Dean also referred to the US president-elect’s policy toward Mexico, saying Trump is going to send a message to Mexico that they are not going to be able to use US sources to overcome their own economic woes.
The plan for building a wall on the Mexican border is a “starting point” for Trump and he is going to have “a lot of support” and “it could be hard for his opponents to tear down what he intends to do,” he said.
Michael Lane, founder of the American Institute for Foreign Policy from Washington, said that Trump never wants you to know what his bottom line is.
“There are too many people who don’t understand Donald Trump, take everything he says as legitimate or everything he says as what his bottom-line is instead of his opening position or opening negotiation stance,” he noted.

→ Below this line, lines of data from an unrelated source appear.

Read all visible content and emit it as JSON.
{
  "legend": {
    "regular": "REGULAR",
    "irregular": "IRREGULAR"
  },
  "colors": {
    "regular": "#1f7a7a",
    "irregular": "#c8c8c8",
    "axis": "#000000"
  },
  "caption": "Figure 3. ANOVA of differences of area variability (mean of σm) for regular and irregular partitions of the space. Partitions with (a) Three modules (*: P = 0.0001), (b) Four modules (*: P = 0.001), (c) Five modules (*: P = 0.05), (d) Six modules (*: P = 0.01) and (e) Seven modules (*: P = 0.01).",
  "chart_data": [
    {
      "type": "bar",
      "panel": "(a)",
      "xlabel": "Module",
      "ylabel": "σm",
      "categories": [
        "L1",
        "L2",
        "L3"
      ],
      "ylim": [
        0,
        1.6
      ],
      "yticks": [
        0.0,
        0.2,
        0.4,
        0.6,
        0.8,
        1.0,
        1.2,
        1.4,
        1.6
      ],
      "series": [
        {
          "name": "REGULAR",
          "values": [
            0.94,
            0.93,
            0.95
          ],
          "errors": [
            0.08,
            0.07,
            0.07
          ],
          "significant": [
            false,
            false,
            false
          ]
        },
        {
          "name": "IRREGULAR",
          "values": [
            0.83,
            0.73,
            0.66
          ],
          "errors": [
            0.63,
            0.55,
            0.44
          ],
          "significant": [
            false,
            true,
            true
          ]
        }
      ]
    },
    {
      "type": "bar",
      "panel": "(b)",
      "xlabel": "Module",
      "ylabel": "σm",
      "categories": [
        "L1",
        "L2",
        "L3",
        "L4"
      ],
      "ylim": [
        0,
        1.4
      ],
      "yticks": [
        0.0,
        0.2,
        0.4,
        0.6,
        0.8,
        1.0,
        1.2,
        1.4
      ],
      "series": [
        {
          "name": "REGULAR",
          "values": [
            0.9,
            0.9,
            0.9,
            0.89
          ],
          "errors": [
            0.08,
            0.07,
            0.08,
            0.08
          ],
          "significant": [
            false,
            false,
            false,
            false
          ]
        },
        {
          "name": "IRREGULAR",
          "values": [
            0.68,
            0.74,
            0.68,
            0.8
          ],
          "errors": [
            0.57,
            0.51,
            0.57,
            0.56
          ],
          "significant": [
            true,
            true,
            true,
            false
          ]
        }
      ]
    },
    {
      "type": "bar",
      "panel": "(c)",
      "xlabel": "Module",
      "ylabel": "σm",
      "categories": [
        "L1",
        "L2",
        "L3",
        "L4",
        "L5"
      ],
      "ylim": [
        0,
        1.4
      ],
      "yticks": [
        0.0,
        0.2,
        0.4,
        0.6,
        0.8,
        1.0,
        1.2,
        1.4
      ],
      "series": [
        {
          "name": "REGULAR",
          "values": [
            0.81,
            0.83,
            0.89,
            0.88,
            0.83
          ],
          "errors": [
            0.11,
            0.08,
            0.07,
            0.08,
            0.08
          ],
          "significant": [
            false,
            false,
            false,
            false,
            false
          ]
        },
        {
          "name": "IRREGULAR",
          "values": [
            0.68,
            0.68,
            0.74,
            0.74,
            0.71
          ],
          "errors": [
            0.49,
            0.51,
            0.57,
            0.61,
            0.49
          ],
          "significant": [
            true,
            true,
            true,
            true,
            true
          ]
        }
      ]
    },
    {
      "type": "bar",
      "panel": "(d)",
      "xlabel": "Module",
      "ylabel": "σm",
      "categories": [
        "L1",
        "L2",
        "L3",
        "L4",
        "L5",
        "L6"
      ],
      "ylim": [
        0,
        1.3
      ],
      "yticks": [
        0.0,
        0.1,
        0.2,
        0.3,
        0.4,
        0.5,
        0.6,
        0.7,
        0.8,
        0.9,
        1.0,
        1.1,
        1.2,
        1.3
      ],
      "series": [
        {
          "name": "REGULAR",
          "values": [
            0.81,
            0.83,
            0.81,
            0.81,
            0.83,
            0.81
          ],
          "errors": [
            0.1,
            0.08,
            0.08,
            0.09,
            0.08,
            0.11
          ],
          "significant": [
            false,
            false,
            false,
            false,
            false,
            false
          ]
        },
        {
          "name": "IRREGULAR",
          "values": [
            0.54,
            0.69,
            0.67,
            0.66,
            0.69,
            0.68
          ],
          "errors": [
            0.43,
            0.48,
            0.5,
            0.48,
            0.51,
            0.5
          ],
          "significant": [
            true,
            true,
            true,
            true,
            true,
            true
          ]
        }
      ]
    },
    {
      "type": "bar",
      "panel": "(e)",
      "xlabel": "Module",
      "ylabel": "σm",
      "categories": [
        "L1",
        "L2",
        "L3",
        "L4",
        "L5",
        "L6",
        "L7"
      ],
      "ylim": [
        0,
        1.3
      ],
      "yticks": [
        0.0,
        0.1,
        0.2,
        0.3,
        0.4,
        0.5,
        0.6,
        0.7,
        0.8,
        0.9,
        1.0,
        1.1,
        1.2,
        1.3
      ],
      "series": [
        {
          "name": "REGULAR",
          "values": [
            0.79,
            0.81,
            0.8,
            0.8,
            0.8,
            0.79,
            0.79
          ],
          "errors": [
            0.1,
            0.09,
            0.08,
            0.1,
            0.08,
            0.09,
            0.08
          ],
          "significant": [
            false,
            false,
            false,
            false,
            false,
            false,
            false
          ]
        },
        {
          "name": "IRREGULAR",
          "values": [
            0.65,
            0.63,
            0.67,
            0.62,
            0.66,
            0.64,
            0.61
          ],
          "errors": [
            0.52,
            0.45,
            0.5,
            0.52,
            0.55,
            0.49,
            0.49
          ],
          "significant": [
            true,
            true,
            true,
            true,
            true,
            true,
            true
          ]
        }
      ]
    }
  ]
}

Pointing to Trump’s position on Iran’s nuclear accord, Dean said the president-elect “is perfectly on safe legal ground renouncing it (JCPOA), tearing it up, keeping it, whatever he wants with it.”
The analyst also said Trump is not going to reveal his stance toward China, but “he is trying to send the signal to the Chinese that they don’t know where he is.”
Pointing to the trade relationship between the US and China, Lane said America’s trade balance with China is “awful” and Trump has called Beijing as a “currency manipulator.”